Quest’organizzazione crea relazioni attive tra vicini: è il contrario di una comunità chiusa o di un anonimato urbano. La sua forma è l’immagine complessa delle relazioni di vicinato e non quella di un parcheggio o un deposito. Arricchisce la complessità perché invita gli addetti all’istruzione, alle filosofie, ai commerci, ai compiti, a mescolarsi con il gruppo iniziale, a farsi micro società. La “programmazione generativa” li aiuta. Il tema principale di questa vita in comune è ovviamente la sostenibilità: la forma che assume lo schema dell’area diventa rapidamente “ecologica-attiva”, la sua composizione diventa “eco-diversità viva”. I temi generali sono discussi ed adottati nella libertà e nella diversità degli individui. L’alta qualità ambientale diventa un obbligo naturale: si deve tendere alla “casa passiva autonoma” indipendente nelle reti (acqua, gas; elettricità, riscaldamento, fogne ….) e nei rifiuti domestici (compost, biodigestione), utilizzando solo materiali rinnovabili (tranne che per gli edifici istituzionali…).

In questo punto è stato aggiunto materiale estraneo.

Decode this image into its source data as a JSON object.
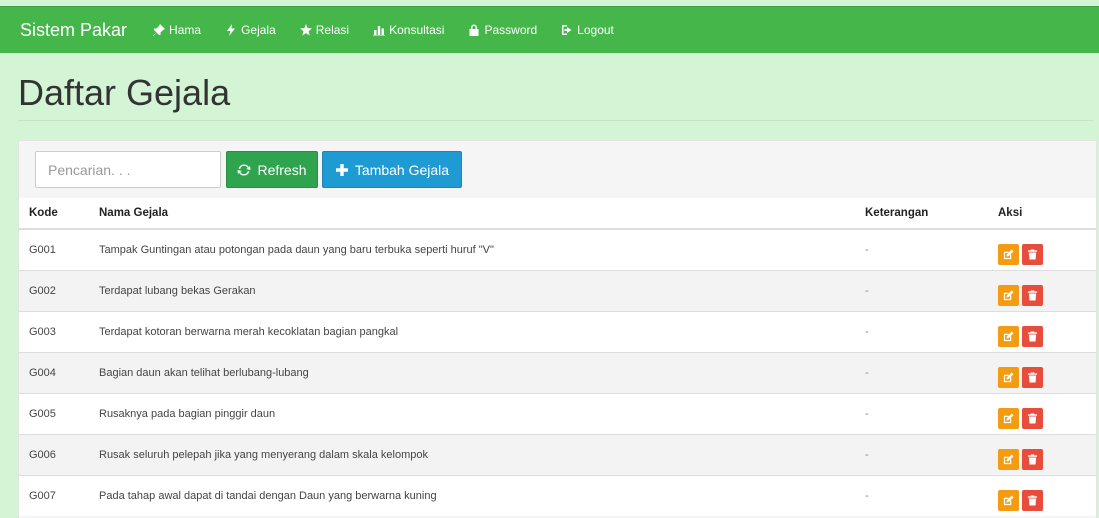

Si discuterà di prodotti alimentari bio, di trasporti collettivi con parco di automobili comuni, ecc. Per le discussioni i gruppi sceglieranno spontaneamente alcuni luoghi più pubblici di altri, più densi di attrattività. Questo è ovviamente possibile, anzi “naturale” se solo i tecnici non lo impedissero… Tutte queste tecniche ed argomentazioni esistono: basta raccoglierle; basta metterle insieme perchè la visione si evolva avendo consapevolezza che i tentativi più timidi tra poco saranno criticati con asprezza. L’energia migliore è quella che non si consuma ma le urgenze planetarie impongono scelte ben più radicali rispetto a esperienze concentrate solo sul contenimento della spesa. Si tratta di orientarsi verso un modello “naturalmente” contemporaneo di abitazione comunitaria, di sensibilità alla vicinanza. Non si può decentemente farne meno…

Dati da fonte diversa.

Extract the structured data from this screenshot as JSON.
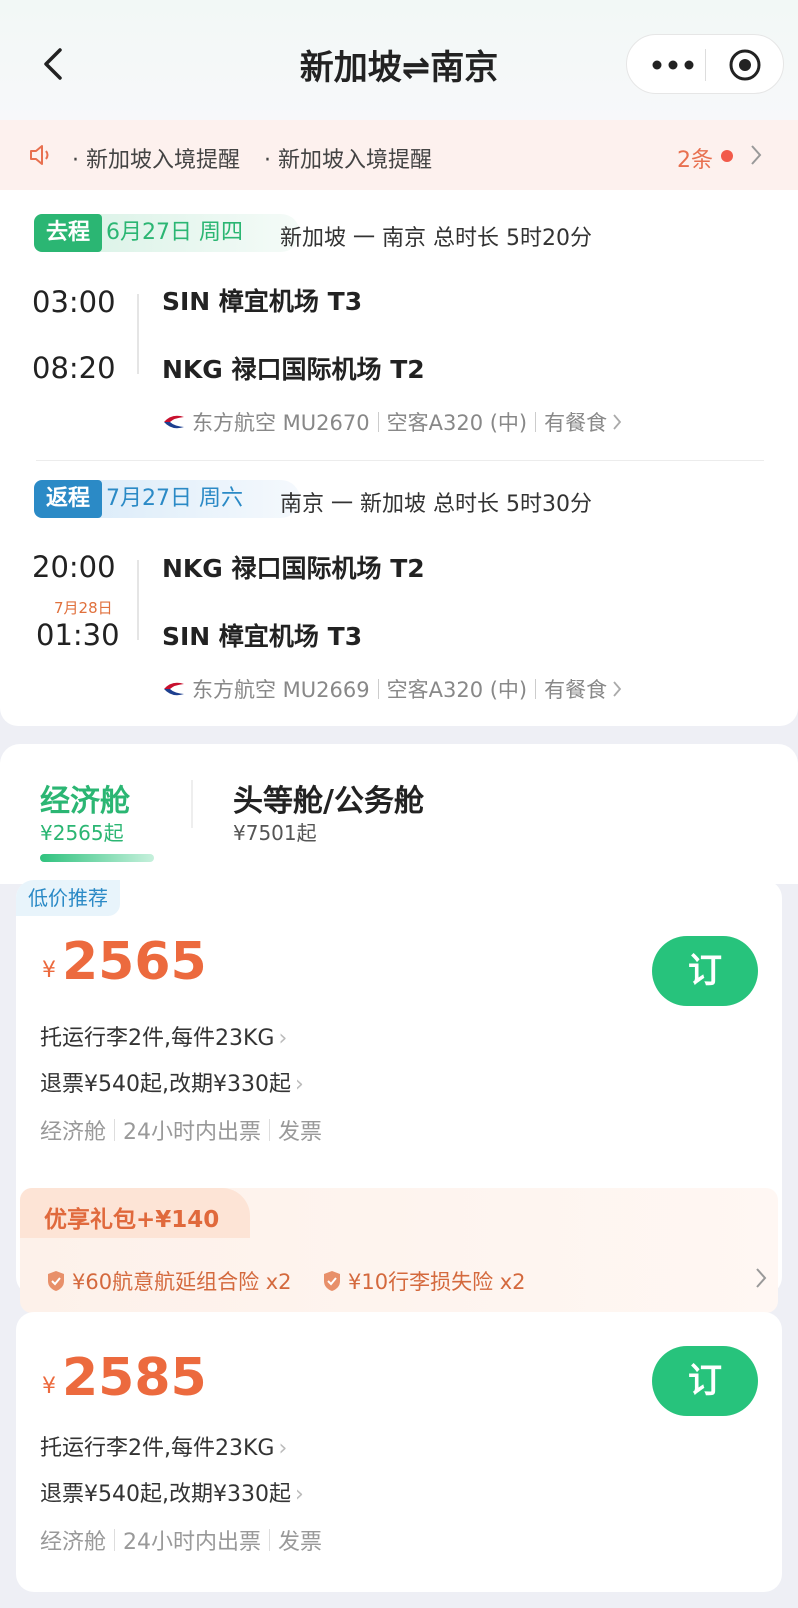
{
  "header": {
    "title": "新加坡⇌南京"
  },
  "notice": {
    "items": [
      "· 新加坡入境提醒",
      "· 新加坡入境提醒"
    ],
    "count": "2条"
  },
  "segments": [
    {
      "tag": "去程",
      "date": "6月27日 周四",
      "route": "新加坡 一 南京  总时长 5时20分",
      "dep_time": "03:00",
      "arr_time": "08:20",
      "next_day": "",
      "dep_airport": "SIN 樟宜机场 T3",
      "arr_airport": "NKG 禄口国际机场 T2",
      "airline": "东方航空 MU2670",
      "aircraft": "空客A320 (中)",
      "meal": "有餐食"
    },
    {
      "tag": "返程",
      "date": "7月27日 周六",
      "route": "南京 一 新加坡  总时长 5时30分",
      "dep_time": "20:00",
      "arr_time": "01:30",
      "next_day": "7月28日",
      "dep_airport": "NKG 禄口国际机场 T2",
      "arr_airport": "SIN 樟宜机场 T3",
      "airline": "东方航空 MU2669",
      "aircraft": "空客A320 (中)",
      "meal": "有餐食"
    }
  ],
  "cabins": [
    {
      "name": "经济舱",
      "price": "¥2565起"
    },
    {
      "name": "头等舱/公务舱",
      "price": "¥7501起"
    }
  ],
  "fares": [
    {
      "tag": "低价推荐",
      "currency": "¥",
      "price": "2565",
      "book": "订",
      "baggage": "托运行李2件,每件23KG",
      "refund": "退票¥540起,改期¥330起",
      "meta": [
        "经济舱",
        "24小时内出票",
        "发票"
      ],
      "gift": {
        "title": "优享礼包+¥140",
        "items": [
          "¥60航意航延组合险  x2",
          "¥10行李损失险  x2"
        ]
      }
    },
    {
      "tag": "",
      "currency": "¥",
      "price": "2585",
      "book": "订",
      "baggage": "托运行李2件,每件23KG",
      "refund": "退票¥540起,改期¥330起",
      "meta": [
        "经济舱",
        "24小时内出票",
        "发票"
      ]
    }
  ],
  "colors": {
    "green": "#27c37c",
    "orange": "#ec6a3e",
    "blue": "#2b8ac6"
  }
}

Nelle immagini: il Liceo Tecnico e Professionale a Caudry (F). Il complesso scolastico risponde perfettamente ai criteri dell’Alta Qualità Ecologica francese (HQE) che prevede numerosi controlli periodici. Ad esempio è stato necessario produrre per ogni materiale utilizzato una relativa scheda tecnica comprovante l’economia energetica della sua fabbricazione e del suo trasporto (non superiore a 200 km dal cantiere); si sono così realizzate oltre 600 schede per un totale di 5.000 pagine di relazioni. Senza una cooperazione olistica tra architetti, ingegneri, attori del gruppo e amministrazione, le prestazioni richieste dalla HQE non potrebbero essere conseguite.

L’edificio si presenta in modo singolare, nessun elemento è ripetuto, a evitare l’anestesia dello spazio; forme mutevoli, modificabili e dunque migliorabili nascono da architetture per alcuni versi parzialmente indeterminate, ma che riescono in questo modo a programmare la loro durata nel tempo. In questo caso infatti è stata prevista già in fase di progettazione iniziale la trasformabilità dei luoghi. Gli elementi statici inamovibili possono assorbire in un lasso di tempo maggiore l’impiego di materiali non rinnovabili, ciò non accade invece nel caso delle finiture, che devono quindi essere realizzate attraverso materiali rinnovabili. Tutto deve essere facilmente separabile ed adattabile, le classi del Liceo possono infatti facilmente trasformarsi in alloggi non solo dal punto di vista tecnologico, ma soprattutto senza che gli inquilini soffrano la sensazione di abitare in una scuola obsoleta e rimediata per l’occasione.